The current Python implementation of the behaviour HeapManager when there is memory pressure is a clear bottleneck of the system.
Although this only affects applications that are memory-space-bounded (which, arguably, are not a lot right now), it may become relevant at some point.
The current strategy is looking into the system memory usage and react accordingly by serializing objects one by one, and checking when the system is not under memory pressure anymore.
- We may want to use Python interpreter memory usage instead of the system memory usage.
This is specially relevant in deployments in which there are several Execution Environments: if there is unbalance between them, it doesn't make sense that all of them start evicting objects at the same time.
- We may improve performance by doing several store objects in parallel.
When there is memory pressure, we will probably need to serialize (in order to evict from memory) a bunch of objects. So parallelizing that is an obvious HPC strategy, given that there are a lot of I/O overheads and locking calls.
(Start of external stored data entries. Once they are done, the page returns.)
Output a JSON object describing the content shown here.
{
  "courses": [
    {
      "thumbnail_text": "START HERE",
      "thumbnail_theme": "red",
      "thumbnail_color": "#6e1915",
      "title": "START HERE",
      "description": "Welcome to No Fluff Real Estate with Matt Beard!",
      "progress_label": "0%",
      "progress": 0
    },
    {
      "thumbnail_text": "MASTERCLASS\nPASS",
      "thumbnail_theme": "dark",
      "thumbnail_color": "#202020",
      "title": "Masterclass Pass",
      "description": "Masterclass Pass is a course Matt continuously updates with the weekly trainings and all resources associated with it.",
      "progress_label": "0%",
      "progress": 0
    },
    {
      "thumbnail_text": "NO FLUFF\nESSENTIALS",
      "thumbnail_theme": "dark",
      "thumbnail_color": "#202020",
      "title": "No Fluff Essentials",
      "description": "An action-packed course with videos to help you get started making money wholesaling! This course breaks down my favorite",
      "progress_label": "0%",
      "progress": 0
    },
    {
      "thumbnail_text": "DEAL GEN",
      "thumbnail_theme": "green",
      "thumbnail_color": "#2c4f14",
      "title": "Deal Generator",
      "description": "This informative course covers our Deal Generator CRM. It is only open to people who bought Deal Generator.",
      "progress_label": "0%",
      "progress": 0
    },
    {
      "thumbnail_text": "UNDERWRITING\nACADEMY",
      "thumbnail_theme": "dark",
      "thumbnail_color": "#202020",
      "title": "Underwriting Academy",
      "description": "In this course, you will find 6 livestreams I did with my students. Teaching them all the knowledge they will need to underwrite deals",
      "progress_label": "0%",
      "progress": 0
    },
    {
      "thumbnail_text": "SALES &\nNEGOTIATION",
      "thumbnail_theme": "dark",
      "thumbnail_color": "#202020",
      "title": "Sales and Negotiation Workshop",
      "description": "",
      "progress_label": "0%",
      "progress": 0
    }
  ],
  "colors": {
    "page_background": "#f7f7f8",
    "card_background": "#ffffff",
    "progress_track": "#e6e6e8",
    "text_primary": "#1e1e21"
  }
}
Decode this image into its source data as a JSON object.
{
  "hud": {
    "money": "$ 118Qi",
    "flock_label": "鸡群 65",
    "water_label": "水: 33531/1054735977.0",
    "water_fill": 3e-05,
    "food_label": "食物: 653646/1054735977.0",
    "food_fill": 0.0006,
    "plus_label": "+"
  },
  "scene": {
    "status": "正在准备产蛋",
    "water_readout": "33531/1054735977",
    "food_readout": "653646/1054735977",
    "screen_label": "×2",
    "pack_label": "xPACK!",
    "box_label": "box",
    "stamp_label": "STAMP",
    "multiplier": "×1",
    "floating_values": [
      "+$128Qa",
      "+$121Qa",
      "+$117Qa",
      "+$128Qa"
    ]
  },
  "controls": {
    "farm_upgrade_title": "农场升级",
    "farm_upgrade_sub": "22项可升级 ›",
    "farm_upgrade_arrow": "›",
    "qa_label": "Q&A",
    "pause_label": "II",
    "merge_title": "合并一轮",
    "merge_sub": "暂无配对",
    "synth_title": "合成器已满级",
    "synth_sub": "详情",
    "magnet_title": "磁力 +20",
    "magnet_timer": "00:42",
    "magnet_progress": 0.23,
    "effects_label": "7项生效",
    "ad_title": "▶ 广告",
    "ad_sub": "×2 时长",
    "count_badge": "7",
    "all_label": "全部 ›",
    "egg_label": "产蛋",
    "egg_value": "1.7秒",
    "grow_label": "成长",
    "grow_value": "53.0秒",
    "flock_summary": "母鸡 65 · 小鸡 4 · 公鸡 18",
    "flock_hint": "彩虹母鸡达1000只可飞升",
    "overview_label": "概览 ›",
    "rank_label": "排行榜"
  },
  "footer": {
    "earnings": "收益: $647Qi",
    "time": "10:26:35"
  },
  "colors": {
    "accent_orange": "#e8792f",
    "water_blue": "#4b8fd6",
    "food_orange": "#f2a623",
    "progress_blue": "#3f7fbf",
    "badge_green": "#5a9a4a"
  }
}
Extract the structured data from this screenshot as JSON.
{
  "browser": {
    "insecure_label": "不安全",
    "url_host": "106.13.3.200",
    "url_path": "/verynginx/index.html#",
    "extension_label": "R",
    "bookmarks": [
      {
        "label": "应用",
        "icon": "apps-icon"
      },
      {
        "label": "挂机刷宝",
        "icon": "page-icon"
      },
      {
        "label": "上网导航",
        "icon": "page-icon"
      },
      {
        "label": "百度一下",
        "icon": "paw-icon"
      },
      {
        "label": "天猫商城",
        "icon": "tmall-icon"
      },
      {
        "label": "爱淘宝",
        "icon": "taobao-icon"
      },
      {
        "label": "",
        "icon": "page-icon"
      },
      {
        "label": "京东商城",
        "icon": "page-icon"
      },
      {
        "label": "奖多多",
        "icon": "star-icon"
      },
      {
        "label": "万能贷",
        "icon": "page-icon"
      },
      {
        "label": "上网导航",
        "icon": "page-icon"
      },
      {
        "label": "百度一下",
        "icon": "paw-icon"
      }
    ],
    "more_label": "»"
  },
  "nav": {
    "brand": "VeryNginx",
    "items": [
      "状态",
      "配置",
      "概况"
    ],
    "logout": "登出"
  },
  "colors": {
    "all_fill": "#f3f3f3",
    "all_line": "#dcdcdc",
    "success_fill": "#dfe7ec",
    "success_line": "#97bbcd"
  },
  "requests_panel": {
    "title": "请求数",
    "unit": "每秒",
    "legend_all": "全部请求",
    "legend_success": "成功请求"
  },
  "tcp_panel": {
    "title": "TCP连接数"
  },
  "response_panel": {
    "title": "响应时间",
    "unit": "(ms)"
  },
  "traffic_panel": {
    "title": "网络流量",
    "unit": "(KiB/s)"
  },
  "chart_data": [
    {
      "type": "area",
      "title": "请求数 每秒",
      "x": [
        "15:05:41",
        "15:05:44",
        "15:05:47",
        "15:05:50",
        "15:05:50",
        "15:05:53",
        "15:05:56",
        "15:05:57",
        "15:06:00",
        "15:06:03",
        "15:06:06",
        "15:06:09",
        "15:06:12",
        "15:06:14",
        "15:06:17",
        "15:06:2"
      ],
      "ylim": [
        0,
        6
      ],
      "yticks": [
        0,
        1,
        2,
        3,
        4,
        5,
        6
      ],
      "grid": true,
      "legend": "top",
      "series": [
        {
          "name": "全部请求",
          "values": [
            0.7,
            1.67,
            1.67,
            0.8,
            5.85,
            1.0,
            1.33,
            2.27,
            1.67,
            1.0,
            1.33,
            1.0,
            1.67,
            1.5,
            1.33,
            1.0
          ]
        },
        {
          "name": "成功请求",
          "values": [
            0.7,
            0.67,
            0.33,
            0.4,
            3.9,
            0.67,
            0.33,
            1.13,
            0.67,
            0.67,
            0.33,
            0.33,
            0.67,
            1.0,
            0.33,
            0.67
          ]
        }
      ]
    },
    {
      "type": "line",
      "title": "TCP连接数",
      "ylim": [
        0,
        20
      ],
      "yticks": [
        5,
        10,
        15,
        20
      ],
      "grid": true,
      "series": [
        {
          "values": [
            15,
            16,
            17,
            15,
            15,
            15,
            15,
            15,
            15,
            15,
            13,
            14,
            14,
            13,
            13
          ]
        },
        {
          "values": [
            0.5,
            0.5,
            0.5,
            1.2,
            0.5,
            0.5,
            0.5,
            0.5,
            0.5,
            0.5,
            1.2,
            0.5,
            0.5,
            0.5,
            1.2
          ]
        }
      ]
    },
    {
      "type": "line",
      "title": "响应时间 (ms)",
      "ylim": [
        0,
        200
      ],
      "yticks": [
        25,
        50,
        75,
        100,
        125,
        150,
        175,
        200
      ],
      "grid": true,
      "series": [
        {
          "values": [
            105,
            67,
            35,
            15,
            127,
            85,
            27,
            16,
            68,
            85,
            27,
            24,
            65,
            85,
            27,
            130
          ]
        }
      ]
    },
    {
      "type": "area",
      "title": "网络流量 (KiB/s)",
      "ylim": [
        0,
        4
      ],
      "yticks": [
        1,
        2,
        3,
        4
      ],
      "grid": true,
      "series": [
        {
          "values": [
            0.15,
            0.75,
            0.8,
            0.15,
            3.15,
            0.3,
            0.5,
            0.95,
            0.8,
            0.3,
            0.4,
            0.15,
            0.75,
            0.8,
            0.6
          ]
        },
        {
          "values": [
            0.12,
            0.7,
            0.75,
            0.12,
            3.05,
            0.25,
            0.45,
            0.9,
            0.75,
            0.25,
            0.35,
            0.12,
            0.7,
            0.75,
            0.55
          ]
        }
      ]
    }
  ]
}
- We should improve the stop-I-don't-have-enough-memory
When the memory is filled, some applications may generate new data faster than the eviction rate. This can result in OOM errors (it has happened to me). I did some tests on adding blocking to the server side, but a proper gRPC error of not enough resources like a RESOURCE_EXHAUSTED
status code may be cleaner and more scalable.
- We may want to add hysteresis to the memory pressure threshold
I have some dirty workaround which consists in using a MEMORY_EASE
threshold. When the eviction of objects start, instead of comparing against the memory pressure threshold, it compares to this MEMORY_EASE
. This ensures that there is more margin. Also, if we implement the RESOURCE_EXHAUSTED
approach (see above), we may use that status code for the memory presusre threshold but keep evicting until the memory ease threshold is reached.